Google Agrees GoPiGo CARL Is Cute And Real Lovable

Seeing @strangersliver’s robot “Phil” using Google Cloud Vision Text Detection got me thinking about how it would be to relax my “do it all local” goal for Carl. I have been working my way through a pyimagesearch book and course learning OpenCV - somewhat sporadically of late. Carl is waiting for me to learn how to do “Text In An Image” recognition in OpenCV, so that I can allow him to wander and find his way back to the dock.

So anyway, Carl checked out Google Cloud Vision Text Detection API on the sign above his dock:

and Google seems to agree that GoPiGo CARL is Cute And Real Lovable:

pi@Carl:~/Carl/Examples/GoogleCloudVision $ ./file_vision_text.py -i carl_dock.jpg
Texts:

"CARL
Cute and Real Lovable
"
bound: (862,930),(1345,930),(1345,1094),(862,1094)

"CARL"
bound: (864,930),(1345,936),(1343,1067),(862,1061)

"Cute"
bound: (973,1072),(1028,1072),(1028,1091),(973,1091)

"and"
bound: (1038,1073),(1081,1073),(1081,1092),(1038,1092)

"Real"
bound: (1093,1072),(1145,1072),(1145,1092),(1093,1092)

"Lovable"
bound: (1157,1073),(1249,1074),(1249,1094),(1157,1093)

Program is here:

Very good Carl! You are really cute :grinning:
I was really surprise when Google Cloud Vision API worked well in the recognizing a clear handwritten text. You did good to have your picture’s background really clean, Google is able to recognize small and/or portion of text in the corners and even out of focus. However, sometimes I had issue with shadows. I have got 5mpx picamera, if I am correct there is one with higher resolution, probably with that the result may be more accurate in term of definition of details and focusing

1 Like

I also have the 5 mPx picam. When your bot sees something GCVision doesn’t understand, the bot can just move closer to use the resolution it has.

“Use what you got” is one of my robotic pet-peeves. Everyone keeps solving problems with more hardware. I think the picam could end up replacing the IMU, distance sensors, PIR motion detectors, color detectors, light level sensors, and line following sensors. Hardware is often inexpensive, and software solutions are more complex, so “hardware-itis” is understandable.

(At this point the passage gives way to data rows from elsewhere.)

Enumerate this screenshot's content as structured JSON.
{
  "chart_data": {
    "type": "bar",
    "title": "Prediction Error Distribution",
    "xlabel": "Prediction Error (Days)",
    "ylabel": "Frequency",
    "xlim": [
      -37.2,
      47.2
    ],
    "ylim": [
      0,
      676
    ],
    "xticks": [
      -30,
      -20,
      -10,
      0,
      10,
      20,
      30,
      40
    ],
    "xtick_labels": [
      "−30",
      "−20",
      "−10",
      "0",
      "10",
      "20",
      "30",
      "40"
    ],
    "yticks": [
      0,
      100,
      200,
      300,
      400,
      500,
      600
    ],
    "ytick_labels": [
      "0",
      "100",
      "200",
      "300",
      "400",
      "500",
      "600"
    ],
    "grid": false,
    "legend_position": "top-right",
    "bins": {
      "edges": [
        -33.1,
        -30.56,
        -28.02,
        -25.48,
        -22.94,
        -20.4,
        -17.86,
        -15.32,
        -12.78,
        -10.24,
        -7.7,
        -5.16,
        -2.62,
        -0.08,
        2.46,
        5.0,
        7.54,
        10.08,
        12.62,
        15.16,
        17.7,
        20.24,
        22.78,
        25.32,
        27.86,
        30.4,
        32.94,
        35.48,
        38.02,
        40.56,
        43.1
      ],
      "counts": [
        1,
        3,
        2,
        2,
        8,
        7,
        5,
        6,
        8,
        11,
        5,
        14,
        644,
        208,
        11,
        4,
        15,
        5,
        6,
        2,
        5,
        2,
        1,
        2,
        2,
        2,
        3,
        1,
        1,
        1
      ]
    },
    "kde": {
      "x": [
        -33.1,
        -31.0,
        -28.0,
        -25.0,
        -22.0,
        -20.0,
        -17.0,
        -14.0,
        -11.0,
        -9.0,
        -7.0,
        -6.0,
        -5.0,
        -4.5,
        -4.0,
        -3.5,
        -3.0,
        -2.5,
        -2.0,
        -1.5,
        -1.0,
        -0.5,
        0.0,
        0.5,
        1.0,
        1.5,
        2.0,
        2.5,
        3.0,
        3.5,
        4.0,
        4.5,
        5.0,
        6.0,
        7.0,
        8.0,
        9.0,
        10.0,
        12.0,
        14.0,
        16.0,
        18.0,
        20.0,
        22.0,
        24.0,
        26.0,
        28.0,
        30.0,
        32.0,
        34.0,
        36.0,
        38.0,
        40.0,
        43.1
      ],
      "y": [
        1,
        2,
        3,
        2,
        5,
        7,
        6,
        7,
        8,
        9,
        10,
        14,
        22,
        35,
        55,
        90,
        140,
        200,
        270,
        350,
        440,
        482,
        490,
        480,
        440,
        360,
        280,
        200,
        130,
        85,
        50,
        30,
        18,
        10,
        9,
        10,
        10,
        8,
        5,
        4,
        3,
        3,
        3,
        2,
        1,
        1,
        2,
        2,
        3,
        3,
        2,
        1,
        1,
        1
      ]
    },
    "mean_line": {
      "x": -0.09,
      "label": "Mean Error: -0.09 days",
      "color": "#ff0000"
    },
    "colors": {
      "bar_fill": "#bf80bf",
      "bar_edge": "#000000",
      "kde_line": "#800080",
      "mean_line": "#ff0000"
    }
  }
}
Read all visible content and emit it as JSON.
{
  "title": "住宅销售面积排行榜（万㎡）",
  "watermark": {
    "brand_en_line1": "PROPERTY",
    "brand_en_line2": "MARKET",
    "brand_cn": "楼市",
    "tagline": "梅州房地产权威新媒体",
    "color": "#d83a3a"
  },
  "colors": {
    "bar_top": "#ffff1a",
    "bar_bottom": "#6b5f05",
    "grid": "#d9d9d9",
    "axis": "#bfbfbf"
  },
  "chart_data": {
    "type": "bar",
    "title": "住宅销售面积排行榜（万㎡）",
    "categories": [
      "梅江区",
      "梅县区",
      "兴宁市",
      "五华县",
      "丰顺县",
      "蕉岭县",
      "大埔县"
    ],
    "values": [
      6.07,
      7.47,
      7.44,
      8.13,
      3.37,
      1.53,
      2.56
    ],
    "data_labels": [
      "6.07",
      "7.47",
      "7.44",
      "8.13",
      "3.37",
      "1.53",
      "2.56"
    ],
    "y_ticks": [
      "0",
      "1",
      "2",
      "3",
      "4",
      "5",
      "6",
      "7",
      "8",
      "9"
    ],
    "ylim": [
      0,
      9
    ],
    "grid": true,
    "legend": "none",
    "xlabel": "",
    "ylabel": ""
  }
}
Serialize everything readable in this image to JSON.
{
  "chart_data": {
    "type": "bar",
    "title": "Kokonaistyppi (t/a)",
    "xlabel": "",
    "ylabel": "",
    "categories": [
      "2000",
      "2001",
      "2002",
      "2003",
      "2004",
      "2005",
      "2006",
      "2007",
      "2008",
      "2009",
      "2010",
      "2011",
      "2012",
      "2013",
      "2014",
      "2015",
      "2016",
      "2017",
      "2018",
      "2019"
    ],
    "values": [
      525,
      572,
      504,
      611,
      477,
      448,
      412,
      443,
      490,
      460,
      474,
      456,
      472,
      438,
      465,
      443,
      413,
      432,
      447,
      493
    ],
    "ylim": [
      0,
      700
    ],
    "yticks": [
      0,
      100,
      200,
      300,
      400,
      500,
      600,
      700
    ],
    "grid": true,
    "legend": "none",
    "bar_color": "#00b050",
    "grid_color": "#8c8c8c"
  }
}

I have done a few “real time, local vision” performance tests so far, and have found temperature to be a constraint for my RPi 3B mounted on the GoPiGo3 bot using OpenCV local processing. (The geometry only allows a 5 mm heatsink.) I have to drop the resolution to 320x240 and the frame rate to under 10fps.

I have not tested single frame local vision, except to notice not to try it when Carl is on his dock - the rapid fluctuation in load can confuse the “smart charger” into switching to trickle charging mode, which causes Carl to dismount early.

My original plan was to have Carl wander the house collecting snapshots of “interesting objects”, then analyze the photos while he was sitting on his dock charging, but that is not going to work. I will need to test sending them up to Google Cloud Vision Label API while he is on the dock.

The end goal, is to build an RDF DB of found objects in the bot’s environment, with context graph linkages including “when and specifically how I saw this object”, with an inferred “room where I saw this object”, and “position of object from room reference point” that could be used for localization, as well as for human-machine dialog.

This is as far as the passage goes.